L’autre jour, l’un de mes amis, vieil homme retraité lui aussi, a failli perdre pied en me racontant son désarroi devant une jeune femme qui lui disait être invitée dans une « show-room » réputée à une exposition haut de gamme à laquelle elle tenait, mais ajoutait-elle, je suis affolée parce que je ne sais pas du tout quel est le « dress-code ». Bon, désarçonné, il s’est montré incapable de la débarrasser de son inquiétude, ne connaissant pas lui-même ces mots.

Quelle est la tenue vestimentaire prescrite pour se rendre dans telle salle d’exposition, cet énoncé, il l’aurait compris, sans se rendre compte que c’était d’un français suranné, dépassé, qui l’aurait classé dans les « has been », (vous voyez !).
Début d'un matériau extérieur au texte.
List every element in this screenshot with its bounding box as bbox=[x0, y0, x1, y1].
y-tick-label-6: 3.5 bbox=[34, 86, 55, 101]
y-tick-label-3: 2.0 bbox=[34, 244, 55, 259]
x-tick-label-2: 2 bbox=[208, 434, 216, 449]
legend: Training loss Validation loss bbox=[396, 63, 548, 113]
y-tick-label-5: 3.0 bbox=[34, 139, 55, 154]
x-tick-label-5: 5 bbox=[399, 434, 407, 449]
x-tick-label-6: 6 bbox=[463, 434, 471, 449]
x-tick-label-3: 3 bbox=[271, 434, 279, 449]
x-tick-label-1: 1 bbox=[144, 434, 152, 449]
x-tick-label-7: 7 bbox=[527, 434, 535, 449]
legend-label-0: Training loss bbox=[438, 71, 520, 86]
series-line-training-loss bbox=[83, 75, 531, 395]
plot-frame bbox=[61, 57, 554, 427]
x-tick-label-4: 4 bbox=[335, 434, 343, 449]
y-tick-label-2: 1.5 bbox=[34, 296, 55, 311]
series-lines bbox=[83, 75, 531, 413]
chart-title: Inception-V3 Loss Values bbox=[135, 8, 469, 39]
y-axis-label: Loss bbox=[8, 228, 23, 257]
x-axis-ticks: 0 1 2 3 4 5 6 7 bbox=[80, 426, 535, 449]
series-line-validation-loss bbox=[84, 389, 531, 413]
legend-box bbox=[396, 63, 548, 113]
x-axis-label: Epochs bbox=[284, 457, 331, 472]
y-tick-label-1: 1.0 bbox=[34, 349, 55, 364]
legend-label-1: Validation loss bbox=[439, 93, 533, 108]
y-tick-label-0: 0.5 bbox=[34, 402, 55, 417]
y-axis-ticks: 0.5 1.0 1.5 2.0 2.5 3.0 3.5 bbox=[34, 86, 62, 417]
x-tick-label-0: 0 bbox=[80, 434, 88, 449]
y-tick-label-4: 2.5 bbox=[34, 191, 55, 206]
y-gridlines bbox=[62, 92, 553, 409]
Dire en anglais ce qui était pourtant exprimé couramment, autrefois, en français, c’est, aujourd’hui exhiber, croit-on, sa modernité et son aptitude à prouver qu’on se trouve bien dans le coup, ou, si l’on préfère, dans le mainstream (encore !)

Cette infiltration d’une langue dans l’autre ne date pas d’aujourd’hui, depuis Etiemble au moins, et son « franglais ». Le très actuel « c’est cool » que les adolescents utilisent à longueur de journée (c’est agréable, sans problèmes ou plutôt sans difficultés psychologiques individuelles) reprend, avec un autre sens, l’ancien « cool » (doux, peinard) de naguère. De même pour clean, de plus en plus fréquent, mais qui date de loin.

Dans la plupart des cas, désormais, et c’est la nouveauté à laquelle il faut impérativement prêter attention, le mot anglais se contente de se substituer à un mot équivalent sémantiquement en français. Il en va ainsi, par exemple, pour « fight » (combat), qui est seul employé pour bagarres (de rue), ou pour luttes (sportives, par exemple). Une tentative de récupération semble peut-être se profiler à ce sujet : on dit, en effet, de plus en plus « fighter », assimilation de l’anglais pour le transformer, mine de rien, en pur français.